To find the height from which the ball was dropped, we can use the equations of motion under uniform acceleration due to gravity. When an object is dropped, it accelerates downwards at approximately 9.81 m/s². The distance traveled by the ball in the last second before it hits the ground is given as 122.5 m. Let's break this down step by step.

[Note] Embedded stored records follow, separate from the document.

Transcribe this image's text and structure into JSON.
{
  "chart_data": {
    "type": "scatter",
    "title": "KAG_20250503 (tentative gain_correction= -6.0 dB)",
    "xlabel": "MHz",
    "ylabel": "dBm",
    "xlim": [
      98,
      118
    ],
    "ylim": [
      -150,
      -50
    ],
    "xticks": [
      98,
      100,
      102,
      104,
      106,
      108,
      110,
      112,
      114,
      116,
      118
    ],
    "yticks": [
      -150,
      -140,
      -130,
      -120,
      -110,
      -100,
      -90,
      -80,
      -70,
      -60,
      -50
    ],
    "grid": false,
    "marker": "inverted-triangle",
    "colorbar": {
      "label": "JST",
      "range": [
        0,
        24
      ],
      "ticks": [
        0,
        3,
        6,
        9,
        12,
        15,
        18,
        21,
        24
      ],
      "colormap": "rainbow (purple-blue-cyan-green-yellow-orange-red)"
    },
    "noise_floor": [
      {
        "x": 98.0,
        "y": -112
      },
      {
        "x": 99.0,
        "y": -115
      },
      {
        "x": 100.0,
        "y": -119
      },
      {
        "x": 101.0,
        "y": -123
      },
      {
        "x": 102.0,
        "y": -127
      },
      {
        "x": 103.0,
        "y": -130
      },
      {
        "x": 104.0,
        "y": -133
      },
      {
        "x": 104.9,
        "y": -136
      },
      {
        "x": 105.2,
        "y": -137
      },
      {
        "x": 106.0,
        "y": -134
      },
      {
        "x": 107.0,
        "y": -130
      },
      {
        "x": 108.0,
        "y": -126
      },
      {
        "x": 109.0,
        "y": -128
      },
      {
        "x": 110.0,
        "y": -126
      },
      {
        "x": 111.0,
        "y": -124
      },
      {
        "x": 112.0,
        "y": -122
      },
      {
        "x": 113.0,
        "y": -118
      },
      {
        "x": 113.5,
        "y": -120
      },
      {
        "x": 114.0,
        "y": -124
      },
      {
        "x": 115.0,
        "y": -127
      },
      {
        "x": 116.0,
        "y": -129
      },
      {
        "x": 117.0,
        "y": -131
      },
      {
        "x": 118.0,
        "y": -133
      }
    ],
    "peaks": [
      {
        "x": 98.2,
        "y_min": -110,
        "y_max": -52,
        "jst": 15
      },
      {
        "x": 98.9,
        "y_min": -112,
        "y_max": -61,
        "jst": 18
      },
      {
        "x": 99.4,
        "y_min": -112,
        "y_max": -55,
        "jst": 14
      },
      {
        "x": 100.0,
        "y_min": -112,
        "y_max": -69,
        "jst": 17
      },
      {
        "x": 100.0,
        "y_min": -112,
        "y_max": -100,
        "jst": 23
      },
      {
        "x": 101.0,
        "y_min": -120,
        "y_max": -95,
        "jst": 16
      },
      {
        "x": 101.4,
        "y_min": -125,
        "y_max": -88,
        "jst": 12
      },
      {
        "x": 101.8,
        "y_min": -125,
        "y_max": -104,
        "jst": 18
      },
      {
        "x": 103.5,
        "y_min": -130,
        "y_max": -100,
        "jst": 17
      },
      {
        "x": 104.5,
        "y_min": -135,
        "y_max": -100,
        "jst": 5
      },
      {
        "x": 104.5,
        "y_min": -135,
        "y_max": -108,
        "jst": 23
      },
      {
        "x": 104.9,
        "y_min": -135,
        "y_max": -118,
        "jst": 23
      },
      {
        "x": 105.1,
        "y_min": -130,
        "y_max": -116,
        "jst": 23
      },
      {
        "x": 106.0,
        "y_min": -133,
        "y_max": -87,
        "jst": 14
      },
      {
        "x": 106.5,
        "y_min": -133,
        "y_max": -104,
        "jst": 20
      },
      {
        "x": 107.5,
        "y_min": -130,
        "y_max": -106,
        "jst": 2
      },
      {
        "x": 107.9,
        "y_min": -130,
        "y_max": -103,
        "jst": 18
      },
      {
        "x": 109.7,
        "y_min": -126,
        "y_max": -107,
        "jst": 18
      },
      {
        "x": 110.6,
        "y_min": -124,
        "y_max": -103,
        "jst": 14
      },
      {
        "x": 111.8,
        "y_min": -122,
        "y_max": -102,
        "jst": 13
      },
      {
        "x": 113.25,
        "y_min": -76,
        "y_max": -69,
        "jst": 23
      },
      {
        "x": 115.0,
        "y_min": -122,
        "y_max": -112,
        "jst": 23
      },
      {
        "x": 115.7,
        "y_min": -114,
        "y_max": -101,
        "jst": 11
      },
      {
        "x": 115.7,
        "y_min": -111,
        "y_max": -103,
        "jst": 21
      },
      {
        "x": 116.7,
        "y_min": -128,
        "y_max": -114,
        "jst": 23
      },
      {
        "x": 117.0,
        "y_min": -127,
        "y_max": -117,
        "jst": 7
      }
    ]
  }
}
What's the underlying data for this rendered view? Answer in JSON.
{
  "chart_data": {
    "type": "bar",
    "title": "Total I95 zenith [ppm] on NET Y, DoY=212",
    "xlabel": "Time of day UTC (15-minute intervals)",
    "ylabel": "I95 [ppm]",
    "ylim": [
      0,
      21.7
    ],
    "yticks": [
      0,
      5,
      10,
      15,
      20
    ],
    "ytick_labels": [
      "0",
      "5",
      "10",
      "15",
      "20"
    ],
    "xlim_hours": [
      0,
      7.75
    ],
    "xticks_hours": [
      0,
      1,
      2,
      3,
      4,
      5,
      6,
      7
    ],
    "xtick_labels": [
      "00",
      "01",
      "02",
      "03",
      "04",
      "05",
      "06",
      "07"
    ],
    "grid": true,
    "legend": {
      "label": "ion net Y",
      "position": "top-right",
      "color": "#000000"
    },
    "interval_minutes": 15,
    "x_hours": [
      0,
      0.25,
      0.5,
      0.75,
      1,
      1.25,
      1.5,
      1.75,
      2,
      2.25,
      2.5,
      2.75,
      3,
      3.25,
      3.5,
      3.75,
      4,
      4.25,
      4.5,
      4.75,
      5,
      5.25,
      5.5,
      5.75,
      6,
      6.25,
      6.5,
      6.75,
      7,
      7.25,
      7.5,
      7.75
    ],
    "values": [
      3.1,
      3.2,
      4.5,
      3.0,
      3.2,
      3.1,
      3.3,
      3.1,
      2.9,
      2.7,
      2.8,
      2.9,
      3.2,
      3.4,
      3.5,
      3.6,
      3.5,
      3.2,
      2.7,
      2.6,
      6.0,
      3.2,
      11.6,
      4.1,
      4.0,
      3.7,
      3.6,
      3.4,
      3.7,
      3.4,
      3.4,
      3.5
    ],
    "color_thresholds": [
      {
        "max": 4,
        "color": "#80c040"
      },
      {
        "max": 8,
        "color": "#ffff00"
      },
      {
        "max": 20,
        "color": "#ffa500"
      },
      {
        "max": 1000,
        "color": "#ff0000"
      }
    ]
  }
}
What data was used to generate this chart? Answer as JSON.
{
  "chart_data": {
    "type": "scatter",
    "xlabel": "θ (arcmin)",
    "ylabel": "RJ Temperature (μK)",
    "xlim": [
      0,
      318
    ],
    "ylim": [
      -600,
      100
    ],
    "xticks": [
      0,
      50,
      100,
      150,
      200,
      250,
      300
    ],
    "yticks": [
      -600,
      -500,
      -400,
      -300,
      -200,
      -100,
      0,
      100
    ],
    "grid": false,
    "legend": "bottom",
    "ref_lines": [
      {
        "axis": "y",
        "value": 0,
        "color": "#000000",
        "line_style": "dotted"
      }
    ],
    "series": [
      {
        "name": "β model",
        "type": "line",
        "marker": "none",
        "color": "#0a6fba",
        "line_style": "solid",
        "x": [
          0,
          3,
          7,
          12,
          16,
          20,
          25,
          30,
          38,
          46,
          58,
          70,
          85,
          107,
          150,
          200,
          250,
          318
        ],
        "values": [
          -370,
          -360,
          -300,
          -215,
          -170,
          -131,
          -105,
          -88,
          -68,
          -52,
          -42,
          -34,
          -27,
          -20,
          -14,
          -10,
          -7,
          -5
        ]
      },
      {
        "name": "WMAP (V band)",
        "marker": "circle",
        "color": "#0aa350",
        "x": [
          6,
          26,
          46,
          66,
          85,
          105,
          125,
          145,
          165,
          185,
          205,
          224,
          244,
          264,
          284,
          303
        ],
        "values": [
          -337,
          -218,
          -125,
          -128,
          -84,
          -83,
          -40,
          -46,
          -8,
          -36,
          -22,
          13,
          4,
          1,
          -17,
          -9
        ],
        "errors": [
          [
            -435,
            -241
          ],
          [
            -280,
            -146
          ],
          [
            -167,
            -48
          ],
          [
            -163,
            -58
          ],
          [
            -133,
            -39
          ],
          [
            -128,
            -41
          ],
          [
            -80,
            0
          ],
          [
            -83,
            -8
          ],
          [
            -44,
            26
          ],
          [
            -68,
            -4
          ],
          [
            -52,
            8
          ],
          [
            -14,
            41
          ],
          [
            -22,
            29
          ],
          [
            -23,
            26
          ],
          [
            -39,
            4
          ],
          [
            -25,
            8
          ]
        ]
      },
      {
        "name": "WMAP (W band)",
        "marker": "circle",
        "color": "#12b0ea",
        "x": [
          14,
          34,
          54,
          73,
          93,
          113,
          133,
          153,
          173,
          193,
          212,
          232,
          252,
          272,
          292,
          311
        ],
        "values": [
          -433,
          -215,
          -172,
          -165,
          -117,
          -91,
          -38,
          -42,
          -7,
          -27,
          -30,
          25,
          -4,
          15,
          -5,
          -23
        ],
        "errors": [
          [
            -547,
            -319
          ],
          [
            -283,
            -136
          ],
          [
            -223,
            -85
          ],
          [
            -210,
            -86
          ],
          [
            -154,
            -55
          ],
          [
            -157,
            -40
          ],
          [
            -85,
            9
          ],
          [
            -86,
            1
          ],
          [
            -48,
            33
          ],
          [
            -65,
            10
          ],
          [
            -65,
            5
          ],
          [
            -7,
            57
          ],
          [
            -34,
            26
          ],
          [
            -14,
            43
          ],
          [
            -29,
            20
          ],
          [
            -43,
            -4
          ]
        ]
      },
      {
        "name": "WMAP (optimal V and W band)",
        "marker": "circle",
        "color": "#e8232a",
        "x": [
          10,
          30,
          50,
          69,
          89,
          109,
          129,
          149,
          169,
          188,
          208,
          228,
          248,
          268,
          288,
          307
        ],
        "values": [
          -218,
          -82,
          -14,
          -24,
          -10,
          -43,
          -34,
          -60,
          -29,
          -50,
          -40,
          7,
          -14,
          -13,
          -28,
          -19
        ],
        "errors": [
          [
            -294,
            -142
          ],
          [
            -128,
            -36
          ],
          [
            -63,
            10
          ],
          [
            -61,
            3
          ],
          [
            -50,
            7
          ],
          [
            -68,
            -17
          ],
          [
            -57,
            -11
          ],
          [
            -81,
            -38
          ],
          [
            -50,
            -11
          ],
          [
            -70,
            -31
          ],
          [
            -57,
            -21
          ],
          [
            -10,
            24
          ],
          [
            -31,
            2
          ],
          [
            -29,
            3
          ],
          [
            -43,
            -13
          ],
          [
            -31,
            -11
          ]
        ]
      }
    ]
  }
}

Understanding the Motion of the Ball

When an object falls freely, the distance it covers can be calculated using the formula:

  • s = ut + (1/2)gt²

Where:

  • s = distance traveled
  • u = initial velocity (which is 0 for a dropped ball)
  • g = acceleration due to gravity (approximately 9.81 m/s²)
  • t = total time of fall

Distance in the Last Second

The distance traveled in the last second can also be expressed as:

  • s_last = (1/2)g(t²) - (1/2)g((t-1)²)

Here, s_last is the distance traveled in the last second, and t is the total time of fall. We know that s_last = 122.5 m.

Setting Up the Equation

Substituting the known values into the equation:

  • 122.5 = (1/2)(9.81)(t²) - (1/2)(9.81)((t-1)²)

This simplifies to:

  • 122.5 = 4.905t² - 4.905(t² - 2t + 1)

Expanding the equation gives:

  • 122.5 = 4.905t² - 4.905t² + 9.81t - 4.905

Which simplifies to:

  • 122.5 = 9.81t - 4.905

Solving for Time

Now, we can solve for t:

  • 122.5 + 4.905 = 9.81t
  • 127.405 = 9.81t
  • t = 127.405 / 9.81 ≈ 12.98 seconds

Finding the Height x

Now that we have the total time of fall, we can find the height from which the ball was dropped using the initial distance formula:

  • x = (1/2)gt²

Substituting the values:

  • x = (1/2)(9.81)(12.98)²

Calculating this gives:

  • x = 0.5 * 9.81 * 168.48 ≈ 825.57 m

Final Result

Thus, the height from which the ball was dropped is approximately 825.57 meters.